TL;DR
This paper introduces SL-VAE, a probabilistic framework using variational autoencoders to accurately locate sources of graph diffusion processes, effectively handling uncertainty and complex diffusion patterns.
Contribution
It presents a novel probabilistic model that leverages deep generative models and prior knowledge to improve source localization in arbitrary diffusion scenarios.
Findings
SL-VAE outperforms existing methods with 20% higher AUC scores.
The framework effectively quantifies uncertainty in source localization.

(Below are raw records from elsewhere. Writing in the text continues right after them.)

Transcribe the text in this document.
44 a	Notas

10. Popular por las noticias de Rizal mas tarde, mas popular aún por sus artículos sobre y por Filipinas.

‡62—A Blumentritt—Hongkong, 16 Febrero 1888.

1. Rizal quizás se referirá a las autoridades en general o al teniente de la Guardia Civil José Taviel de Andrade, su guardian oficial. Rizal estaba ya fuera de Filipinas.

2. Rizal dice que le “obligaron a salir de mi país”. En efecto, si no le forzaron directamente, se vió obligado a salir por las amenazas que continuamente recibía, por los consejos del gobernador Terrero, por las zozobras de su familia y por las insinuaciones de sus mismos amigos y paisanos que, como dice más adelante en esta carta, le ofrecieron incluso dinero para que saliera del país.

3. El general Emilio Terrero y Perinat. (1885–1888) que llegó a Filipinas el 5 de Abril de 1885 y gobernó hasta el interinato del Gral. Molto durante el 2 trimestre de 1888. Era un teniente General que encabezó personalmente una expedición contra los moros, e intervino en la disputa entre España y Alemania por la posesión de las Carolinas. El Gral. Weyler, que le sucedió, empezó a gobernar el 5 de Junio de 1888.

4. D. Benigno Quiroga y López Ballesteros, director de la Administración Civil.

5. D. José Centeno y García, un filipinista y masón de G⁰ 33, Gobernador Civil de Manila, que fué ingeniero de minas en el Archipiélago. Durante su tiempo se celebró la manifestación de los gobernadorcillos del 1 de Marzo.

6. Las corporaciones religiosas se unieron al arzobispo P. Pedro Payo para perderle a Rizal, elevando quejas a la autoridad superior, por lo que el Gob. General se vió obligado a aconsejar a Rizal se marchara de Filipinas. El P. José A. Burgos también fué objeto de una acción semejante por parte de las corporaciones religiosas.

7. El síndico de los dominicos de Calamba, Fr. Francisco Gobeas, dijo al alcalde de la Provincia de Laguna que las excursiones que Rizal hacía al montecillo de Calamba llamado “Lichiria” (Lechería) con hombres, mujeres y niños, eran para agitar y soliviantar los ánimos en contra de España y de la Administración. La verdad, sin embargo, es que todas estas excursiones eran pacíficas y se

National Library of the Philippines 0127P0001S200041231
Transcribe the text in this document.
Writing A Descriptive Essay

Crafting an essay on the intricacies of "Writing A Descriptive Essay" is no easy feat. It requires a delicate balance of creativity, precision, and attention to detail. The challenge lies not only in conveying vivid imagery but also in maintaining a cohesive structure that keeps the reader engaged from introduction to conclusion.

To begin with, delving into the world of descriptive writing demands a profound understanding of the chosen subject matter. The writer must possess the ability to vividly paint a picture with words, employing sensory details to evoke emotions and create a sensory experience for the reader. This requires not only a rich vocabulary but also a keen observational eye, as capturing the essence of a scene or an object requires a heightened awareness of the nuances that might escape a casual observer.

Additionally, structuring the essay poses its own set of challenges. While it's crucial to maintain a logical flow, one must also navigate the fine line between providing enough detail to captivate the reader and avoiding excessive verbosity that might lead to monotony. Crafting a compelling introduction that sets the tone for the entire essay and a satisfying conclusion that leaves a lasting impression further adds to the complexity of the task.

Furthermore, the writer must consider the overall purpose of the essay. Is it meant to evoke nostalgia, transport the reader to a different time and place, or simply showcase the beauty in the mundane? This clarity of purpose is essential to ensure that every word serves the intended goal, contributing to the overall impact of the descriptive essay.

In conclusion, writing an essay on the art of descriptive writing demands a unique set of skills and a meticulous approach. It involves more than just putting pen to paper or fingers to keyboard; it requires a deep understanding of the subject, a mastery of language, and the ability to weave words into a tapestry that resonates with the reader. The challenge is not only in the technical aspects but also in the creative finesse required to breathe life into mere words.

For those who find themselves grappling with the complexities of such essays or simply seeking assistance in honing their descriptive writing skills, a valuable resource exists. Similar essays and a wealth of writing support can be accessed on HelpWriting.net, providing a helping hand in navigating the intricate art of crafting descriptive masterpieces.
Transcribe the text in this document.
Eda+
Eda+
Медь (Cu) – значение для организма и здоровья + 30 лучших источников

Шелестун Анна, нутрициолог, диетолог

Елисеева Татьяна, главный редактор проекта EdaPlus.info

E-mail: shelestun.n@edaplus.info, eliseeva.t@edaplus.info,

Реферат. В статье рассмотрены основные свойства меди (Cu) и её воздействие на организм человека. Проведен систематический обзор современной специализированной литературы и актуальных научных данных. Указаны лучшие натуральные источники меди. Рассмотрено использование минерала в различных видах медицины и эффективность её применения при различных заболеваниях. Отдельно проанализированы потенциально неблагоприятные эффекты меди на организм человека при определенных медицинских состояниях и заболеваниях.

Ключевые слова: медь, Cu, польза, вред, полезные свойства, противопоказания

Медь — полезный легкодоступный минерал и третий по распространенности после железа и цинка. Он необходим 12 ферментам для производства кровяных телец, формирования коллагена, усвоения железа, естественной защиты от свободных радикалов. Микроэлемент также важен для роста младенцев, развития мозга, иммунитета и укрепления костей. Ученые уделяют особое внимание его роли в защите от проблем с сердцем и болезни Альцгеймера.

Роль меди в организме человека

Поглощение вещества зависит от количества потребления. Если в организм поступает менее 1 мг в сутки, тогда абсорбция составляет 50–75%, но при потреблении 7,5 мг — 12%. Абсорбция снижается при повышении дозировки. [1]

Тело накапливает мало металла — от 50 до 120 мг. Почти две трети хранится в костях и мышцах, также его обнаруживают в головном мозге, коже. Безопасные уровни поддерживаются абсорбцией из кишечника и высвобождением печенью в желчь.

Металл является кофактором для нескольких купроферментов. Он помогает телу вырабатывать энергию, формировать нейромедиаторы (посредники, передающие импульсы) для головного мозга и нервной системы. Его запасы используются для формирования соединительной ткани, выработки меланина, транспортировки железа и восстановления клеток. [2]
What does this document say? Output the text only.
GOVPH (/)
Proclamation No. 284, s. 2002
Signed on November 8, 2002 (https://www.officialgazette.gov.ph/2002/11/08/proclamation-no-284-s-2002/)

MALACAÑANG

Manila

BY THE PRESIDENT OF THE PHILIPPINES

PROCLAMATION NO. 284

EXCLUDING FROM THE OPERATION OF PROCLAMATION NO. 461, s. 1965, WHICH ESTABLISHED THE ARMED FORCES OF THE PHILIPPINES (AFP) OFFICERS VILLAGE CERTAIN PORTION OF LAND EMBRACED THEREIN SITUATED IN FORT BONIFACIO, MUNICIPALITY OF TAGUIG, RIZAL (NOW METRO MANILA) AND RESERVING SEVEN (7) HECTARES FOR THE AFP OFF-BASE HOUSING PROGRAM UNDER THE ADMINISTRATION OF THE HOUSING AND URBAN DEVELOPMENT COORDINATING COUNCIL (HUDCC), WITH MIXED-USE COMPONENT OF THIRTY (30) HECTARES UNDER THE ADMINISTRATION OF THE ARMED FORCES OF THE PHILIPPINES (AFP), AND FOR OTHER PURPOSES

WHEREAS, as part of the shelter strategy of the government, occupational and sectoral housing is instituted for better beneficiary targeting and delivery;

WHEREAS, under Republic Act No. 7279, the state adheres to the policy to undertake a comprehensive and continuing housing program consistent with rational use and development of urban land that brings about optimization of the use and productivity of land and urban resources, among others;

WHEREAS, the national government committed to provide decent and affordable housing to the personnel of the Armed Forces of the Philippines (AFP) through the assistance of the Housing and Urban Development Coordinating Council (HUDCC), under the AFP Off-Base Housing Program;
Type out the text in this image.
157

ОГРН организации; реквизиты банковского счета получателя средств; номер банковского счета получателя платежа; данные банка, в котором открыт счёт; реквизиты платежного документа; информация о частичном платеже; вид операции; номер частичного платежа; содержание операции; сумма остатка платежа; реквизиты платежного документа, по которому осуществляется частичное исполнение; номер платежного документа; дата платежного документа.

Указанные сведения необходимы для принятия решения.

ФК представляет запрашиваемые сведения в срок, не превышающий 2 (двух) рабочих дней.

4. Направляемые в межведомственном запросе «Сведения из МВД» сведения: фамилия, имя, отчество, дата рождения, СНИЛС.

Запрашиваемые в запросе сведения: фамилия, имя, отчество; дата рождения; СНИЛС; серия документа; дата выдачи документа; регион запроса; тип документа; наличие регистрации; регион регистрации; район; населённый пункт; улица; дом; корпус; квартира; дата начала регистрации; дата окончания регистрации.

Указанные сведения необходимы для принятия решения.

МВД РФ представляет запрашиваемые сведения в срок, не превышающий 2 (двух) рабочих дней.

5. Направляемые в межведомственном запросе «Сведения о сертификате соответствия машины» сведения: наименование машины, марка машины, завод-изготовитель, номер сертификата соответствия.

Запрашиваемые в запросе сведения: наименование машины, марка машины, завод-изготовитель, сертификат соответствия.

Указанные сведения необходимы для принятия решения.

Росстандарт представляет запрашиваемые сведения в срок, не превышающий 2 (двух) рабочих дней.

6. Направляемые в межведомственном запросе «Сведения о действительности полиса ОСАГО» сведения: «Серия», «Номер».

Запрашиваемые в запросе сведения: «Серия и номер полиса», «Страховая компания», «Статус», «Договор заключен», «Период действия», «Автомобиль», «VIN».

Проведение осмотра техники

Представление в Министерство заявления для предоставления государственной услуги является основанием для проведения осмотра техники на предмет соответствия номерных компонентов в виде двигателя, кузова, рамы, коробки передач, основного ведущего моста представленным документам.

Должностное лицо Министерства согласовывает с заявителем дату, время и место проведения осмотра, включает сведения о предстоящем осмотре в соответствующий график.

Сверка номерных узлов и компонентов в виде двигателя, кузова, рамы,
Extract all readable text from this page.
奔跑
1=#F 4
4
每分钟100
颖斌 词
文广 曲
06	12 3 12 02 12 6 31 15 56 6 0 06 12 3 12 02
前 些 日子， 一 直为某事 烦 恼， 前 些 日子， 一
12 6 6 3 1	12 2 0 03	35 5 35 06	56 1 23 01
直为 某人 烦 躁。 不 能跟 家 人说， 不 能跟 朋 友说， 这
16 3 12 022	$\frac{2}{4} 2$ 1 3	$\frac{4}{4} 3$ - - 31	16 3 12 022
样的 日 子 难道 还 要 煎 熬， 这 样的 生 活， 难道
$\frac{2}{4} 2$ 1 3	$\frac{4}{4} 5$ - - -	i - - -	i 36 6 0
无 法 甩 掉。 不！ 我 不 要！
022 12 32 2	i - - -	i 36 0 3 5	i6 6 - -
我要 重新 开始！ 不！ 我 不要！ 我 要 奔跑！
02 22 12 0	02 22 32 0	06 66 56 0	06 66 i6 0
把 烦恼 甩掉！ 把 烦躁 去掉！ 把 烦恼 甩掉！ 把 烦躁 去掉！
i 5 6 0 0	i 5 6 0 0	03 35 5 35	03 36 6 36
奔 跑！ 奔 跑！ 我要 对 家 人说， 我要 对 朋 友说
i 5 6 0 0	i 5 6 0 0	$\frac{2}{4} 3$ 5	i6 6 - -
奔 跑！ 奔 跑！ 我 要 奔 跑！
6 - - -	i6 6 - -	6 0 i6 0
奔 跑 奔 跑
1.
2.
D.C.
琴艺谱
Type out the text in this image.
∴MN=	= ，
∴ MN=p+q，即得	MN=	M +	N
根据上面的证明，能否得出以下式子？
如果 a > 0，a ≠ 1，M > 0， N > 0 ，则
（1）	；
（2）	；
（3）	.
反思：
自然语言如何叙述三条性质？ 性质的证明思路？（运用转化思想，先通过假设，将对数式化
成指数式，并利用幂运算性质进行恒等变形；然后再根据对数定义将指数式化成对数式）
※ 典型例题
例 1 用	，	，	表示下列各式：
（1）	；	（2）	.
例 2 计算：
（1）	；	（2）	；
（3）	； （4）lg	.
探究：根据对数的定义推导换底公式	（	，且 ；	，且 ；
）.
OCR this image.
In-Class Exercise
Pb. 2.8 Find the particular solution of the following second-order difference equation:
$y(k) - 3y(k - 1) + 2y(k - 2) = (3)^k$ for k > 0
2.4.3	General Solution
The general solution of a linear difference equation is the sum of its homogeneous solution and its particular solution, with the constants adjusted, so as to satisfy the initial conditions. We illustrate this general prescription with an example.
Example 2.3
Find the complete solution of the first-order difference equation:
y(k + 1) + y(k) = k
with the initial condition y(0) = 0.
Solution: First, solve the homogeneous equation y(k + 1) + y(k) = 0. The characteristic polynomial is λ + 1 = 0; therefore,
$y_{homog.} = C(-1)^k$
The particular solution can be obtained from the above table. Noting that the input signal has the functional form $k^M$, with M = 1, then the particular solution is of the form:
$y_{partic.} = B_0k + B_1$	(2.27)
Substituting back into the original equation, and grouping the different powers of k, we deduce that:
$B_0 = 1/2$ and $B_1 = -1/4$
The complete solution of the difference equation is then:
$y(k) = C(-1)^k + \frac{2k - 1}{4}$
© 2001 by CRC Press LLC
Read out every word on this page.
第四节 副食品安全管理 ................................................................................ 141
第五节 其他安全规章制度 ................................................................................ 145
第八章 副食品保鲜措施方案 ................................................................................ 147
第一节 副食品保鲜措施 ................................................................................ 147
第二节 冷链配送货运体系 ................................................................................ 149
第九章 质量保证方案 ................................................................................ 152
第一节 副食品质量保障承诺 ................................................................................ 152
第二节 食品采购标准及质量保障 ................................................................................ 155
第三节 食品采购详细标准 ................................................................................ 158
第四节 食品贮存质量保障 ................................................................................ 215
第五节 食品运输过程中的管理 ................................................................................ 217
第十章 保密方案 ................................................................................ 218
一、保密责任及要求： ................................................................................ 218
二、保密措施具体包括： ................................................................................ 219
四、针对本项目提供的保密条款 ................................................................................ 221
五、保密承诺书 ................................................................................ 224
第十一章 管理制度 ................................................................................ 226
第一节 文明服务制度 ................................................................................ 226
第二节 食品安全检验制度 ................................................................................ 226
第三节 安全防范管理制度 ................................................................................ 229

Demonstrated robustness across 7 real-world datasets.
Abstract
Graph diffusion problems such as the propagation of rumors, computer viruses, or smart grid failures are ubiquitous and societal. Hence it is usually crucial to identify diffusion sources according to the current graph diffusion observations. Despite its tremendous necessity and significance in practice, source localization, as the inverse problem of graph diffusion, is extremely challenging as it is ill-posed: different sources may lead to the same graph diffusion patterns. Different from most traditional source localization methods, this paper focuses on a probabilistic manner to account for the uncertainty of different candidate sources. Such endeavors require overcoming challenges including 1) the uncertainty in graph diffusion source localization is hard to be quantified; 2) the complex patterns of the graph diffusion sources are difficult to be probabilistically characterized; 3)…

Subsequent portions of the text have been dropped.